Who Should Buy the 64 Audio U4s?

Buy it if:
– Dynamic driver bass slam and sub-bass depth are your primary criteria — nothing at this price does DD bass better
– You want tuning flexibility through hardware modules rather than EQ software
– Apex long-session pressure equalization is meaningful to you — this is a real ergonomic benefit, not marketing
– You listen primarily to bass-heavy genres, emotionally engaging music, or anything where being drawn in matters more than being analytically informed
– You’re entering the 64 Audio U-series and want the most accessible price point without sacrificing the core technologies

Skip it if:
– Neutral, analytical, or reference tuning is your preference — the U4s’s deliberate color will frustrate you, and the Monarch MK4 is a better fit
– Soprano vocals and upper-midrange clarity are central to your listening — the M15 module’s 2–4 kHz behavior is a genuine concern, and even M12 doesn’t fully resolve it
– Pinpoint imaging and the sharpest possible technical precision are your metrics — the U12t is the right destination, not the U4s
– Four modules and the management complexity that comes with them feel like a burden rather than a feature

Final Verdict

The 64 Audio U4s makes two arguments simultaneously.

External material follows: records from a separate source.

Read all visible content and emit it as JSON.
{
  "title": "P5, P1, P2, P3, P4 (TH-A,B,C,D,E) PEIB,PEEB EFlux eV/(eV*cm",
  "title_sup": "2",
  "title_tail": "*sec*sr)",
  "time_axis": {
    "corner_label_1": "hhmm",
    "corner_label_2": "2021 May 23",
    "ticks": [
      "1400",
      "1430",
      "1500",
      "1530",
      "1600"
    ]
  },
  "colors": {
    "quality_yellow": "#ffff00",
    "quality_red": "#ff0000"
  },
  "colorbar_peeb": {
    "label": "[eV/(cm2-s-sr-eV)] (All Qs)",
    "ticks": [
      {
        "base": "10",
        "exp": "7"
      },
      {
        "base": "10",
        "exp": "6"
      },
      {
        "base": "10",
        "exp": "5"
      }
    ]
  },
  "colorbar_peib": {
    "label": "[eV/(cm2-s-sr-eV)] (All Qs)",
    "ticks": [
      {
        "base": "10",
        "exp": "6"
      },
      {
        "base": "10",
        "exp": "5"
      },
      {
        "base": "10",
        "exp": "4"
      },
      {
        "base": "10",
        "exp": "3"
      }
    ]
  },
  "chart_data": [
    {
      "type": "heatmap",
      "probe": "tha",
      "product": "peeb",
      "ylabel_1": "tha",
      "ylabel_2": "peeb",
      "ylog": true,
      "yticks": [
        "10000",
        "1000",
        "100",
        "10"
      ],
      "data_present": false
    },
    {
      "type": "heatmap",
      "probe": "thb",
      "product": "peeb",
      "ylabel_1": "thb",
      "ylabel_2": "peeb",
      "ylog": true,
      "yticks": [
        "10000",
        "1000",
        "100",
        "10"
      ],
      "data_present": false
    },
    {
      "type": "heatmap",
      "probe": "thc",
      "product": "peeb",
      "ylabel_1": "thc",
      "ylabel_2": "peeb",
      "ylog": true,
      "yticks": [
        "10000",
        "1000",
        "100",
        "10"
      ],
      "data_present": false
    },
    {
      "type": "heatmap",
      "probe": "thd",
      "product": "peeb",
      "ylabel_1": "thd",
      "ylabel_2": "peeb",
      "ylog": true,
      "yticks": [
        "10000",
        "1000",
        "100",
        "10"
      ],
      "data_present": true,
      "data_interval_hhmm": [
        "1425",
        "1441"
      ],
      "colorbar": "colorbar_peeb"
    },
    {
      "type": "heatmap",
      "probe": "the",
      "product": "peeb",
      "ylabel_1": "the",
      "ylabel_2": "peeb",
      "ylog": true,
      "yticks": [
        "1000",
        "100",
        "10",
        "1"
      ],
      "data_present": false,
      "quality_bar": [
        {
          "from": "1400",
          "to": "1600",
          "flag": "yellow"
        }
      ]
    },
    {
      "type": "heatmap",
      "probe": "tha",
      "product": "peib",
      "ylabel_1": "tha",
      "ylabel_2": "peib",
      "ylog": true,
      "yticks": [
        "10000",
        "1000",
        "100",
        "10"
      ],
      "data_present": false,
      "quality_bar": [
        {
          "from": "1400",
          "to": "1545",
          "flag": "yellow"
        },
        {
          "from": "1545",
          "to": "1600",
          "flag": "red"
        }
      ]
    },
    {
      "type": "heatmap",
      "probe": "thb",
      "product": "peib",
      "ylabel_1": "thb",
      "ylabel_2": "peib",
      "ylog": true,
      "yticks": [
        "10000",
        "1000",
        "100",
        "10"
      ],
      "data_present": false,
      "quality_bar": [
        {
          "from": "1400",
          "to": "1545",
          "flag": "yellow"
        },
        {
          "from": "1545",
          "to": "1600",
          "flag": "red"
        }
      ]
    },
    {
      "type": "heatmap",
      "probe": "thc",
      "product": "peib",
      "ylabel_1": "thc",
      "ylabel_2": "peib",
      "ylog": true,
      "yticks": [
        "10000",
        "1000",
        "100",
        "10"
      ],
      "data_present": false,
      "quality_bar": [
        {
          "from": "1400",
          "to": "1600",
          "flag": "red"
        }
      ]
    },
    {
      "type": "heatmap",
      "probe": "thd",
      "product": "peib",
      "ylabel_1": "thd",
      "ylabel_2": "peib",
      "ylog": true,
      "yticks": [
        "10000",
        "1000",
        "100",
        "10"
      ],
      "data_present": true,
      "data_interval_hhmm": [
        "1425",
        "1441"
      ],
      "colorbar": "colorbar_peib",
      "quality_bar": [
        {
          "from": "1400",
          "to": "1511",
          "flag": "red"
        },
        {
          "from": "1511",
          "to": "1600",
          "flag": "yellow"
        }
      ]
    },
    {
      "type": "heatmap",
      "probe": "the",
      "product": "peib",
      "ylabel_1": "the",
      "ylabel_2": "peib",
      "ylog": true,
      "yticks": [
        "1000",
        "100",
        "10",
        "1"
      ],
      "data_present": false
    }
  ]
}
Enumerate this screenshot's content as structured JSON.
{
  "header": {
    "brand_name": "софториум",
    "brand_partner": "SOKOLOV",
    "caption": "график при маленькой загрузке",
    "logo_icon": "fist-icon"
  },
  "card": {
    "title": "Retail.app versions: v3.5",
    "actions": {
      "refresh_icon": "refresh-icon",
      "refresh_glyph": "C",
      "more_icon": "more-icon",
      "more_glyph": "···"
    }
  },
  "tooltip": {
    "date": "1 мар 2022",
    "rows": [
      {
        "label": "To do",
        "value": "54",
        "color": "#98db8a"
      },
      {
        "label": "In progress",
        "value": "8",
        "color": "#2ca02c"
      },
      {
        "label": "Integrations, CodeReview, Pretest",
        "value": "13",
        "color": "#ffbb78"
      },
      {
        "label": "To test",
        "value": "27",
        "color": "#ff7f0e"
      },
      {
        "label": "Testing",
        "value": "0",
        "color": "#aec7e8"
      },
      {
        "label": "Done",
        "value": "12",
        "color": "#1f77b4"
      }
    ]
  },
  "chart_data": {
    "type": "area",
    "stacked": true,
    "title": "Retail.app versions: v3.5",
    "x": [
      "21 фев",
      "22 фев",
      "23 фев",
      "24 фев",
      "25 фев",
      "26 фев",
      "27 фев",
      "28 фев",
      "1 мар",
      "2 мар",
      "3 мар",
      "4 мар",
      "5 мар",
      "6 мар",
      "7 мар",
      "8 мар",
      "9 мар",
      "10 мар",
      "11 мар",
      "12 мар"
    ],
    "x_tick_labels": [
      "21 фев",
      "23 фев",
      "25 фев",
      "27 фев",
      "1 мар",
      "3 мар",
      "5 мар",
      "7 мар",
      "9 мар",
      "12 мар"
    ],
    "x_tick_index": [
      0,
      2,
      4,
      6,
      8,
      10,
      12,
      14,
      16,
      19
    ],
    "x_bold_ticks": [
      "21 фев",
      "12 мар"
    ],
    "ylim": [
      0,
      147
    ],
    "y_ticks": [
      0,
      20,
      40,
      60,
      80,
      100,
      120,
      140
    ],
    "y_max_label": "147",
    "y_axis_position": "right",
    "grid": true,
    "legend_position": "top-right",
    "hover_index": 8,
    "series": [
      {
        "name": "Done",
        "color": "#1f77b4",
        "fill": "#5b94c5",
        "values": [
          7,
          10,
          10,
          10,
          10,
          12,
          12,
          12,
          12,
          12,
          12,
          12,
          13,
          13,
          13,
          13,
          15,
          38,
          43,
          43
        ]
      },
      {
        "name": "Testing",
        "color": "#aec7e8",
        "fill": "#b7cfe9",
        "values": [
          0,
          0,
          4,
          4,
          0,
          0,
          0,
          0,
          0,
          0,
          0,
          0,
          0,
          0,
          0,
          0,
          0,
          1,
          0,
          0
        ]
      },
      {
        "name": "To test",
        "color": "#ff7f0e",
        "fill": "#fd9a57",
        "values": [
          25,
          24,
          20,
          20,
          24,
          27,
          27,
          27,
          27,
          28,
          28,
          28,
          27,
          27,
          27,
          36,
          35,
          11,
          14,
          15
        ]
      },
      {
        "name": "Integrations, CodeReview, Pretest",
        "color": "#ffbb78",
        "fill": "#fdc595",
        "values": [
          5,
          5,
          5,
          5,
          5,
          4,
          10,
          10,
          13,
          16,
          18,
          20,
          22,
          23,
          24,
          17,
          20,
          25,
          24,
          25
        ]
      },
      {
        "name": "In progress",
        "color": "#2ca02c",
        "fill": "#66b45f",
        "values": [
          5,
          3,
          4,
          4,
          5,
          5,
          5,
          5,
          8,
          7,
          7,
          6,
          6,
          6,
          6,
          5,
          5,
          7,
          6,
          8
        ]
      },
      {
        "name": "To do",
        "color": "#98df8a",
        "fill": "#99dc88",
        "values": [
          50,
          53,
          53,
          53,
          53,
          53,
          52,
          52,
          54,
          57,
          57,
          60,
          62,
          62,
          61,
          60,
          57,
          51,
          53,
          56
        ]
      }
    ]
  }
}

The first is technological: Apex, tia, and LID are real engineering, not marketing vocabulary, and they produce audible differences — pressure-free long-session comfort, open airy treble, and consistent response across sources. The second is value: at $1,099, the U4s delivers what the $1,700 Nio used to cost, and the community has confirmed that conclusion repeatedly.

Its tuning philosophy is equally clear: musical engagement over clinical precision. The dynamic driver bass hits harder and feels more physical than competing tribrids at this price. The tia treble is open and airy. The Apex modules give you four meaningfully different versions of the same IEM without touching an EQ app. None of this serves the listener who wants a flat-response reference monitor. All of it serves the listener who wants to feel something when music plays.

For that listener, the U4s at $1,099 is one of the most complete packages in the kilobuck IEM market.